Разумеется, при столь непримиримой позиции обеих сторон, ни о каком заключении "вечного мира" не могло быть и речи, к вящему огорчению имперских дипломатов графа Леонарда Нугарола (представлявшего императора Карла V) и Сигизмунда фон Герберштейна (бывшего представителем австрийского эрцгерцога Фердинанда), которые преследовали цель превратить русско-литовское перемирие в полноценный мирный договор, дабы затем склонить обе страны к войне с турками. В результате дело окончилось лишь новым продлением перемирия, на это раз уже на три года (с 25 декабря 1526 года по 25 декабря 1529 года). После чего литовские послы сообщили, что у них имеется ещё одно послание, и на приёме у царя заявили, что поскольку в 1366 году император Священной Римской империи Карл IV Люксембург признал польского короля Казимира III и его наследников протекторами рижского архиепископства, то от имени короля Сигизмунда они требуют, чтобы царь оставил земли архиепископства в покое, и даже вывел свои гарнизоны из уже занятых городов и замков. Не смотря на угрожающий тон послания (послы не остановились и перед угрозой войны), по сути, это было предложением о разделе Ливонии между Россией и Литвой. Сигизмунд выдвигал претензии на южную часть этой страны, при этом завуалировано намекая, что он не против, если русские возьмут себе северную Ливонию. Однако подобное предложение не встретило понимания в Москве. Там уже чувствовали себя полными хозяевами этого прибалтийского региона, и уступать Вильно за просто так значительную часть того, что считали своей законной добычей, не испытывали ни малейшего желания.
На прощальном приёме 16 ноября 1526 года царь обвинил литовскую сторону в неудаче переговоров. Хотя царь обещал соблюдать уже действующее перемирие до 25 декабря 1529 года, он подчеркнул, что в дальнейшем оставляет за собой свободу выбора вплоть до военных действий.
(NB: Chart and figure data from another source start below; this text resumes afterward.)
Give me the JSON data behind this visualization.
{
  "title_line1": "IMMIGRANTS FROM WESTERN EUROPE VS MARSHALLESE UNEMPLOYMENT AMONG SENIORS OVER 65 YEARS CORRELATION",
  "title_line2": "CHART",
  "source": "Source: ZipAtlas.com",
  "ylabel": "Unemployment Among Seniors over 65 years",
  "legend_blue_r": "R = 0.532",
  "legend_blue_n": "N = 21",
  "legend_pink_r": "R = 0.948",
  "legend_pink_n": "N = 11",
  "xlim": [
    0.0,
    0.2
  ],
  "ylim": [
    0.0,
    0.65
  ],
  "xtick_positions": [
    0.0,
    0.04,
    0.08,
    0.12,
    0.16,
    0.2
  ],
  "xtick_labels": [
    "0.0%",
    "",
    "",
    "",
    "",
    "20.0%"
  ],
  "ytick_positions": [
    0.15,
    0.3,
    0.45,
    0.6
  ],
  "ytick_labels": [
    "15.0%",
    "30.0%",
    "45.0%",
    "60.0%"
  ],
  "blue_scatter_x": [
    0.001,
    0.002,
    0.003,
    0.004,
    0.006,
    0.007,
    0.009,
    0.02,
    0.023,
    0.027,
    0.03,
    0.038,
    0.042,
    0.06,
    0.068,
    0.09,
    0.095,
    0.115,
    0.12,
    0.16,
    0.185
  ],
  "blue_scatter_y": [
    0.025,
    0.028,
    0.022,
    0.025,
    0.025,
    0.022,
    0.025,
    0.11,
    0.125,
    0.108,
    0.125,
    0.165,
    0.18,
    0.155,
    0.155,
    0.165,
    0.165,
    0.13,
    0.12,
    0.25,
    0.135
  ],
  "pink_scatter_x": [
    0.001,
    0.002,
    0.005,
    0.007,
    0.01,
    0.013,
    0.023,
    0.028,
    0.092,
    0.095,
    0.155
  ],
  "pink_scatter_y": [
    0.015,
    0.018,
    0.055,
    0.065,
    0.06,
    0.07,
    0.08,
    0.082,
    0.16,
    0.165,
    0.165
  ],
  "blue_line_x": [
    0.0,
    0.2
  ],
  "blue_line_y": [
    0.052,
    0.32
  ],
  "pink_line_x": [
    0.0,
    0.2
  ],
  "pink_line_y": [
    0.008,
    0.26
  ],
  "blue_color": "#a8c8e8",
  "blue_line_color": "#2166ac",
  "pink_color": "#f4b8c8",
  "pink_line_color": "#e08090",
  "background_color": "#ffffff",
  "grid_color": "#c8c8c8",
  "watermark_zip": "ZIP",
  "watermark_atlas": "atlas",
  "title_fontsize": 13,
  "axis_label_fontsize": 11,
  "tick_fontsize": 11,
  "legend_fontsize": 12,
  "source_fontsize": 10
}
Что же касается Ливонии, то эта царская вотчина, с которой он волен поступать, как ему вздумается. С этим послы и покинули российскую столицу 18 ноября 1526 года.
Вместе с тем, в Москве понимали, что одними грозными заявлениями литвинов не удержишь. Ливония, а особенно Рига, была лакомой добычей, и от активных действий Великое княжество Литовское удерживал лишь страх перед военным столкновением с Русским государством, особенно в обстановке татаро-турецкой угрозы своим южным границам. Но урвать свой кусок от ослабевшей и значительно сократившейся в размерах Ливонской конфедерации, как недвусмысленно дали знать литвины, их государство явно намеревалось. В такой ситуации однозначно требовалось ускориться, дабы решить проблему до того, как подоспеют соперники. В декабре 1526 и феврале 1527 годов на заседаниях Думы было принято решение о нанесении по Ливонии решающего удара. Поход должен был возглавить сам царь, а его главной целью была выбрана Рига — жемчужина Ливонии, важный торговый и портовый город, ворота (наряду с Ревелем) Прибалтики. Взятие Риги к тому же позволяло влиять и на Сигизмунда Ягеллона, поскольку тот, кто владел этим городом, держал под контролем и важнейшую коммуникацию по Западной Двине. В преддверии ожидаемого включения Великого княжества Литовского в процесс дележа "ливонского наследства" это было совсем не лишним.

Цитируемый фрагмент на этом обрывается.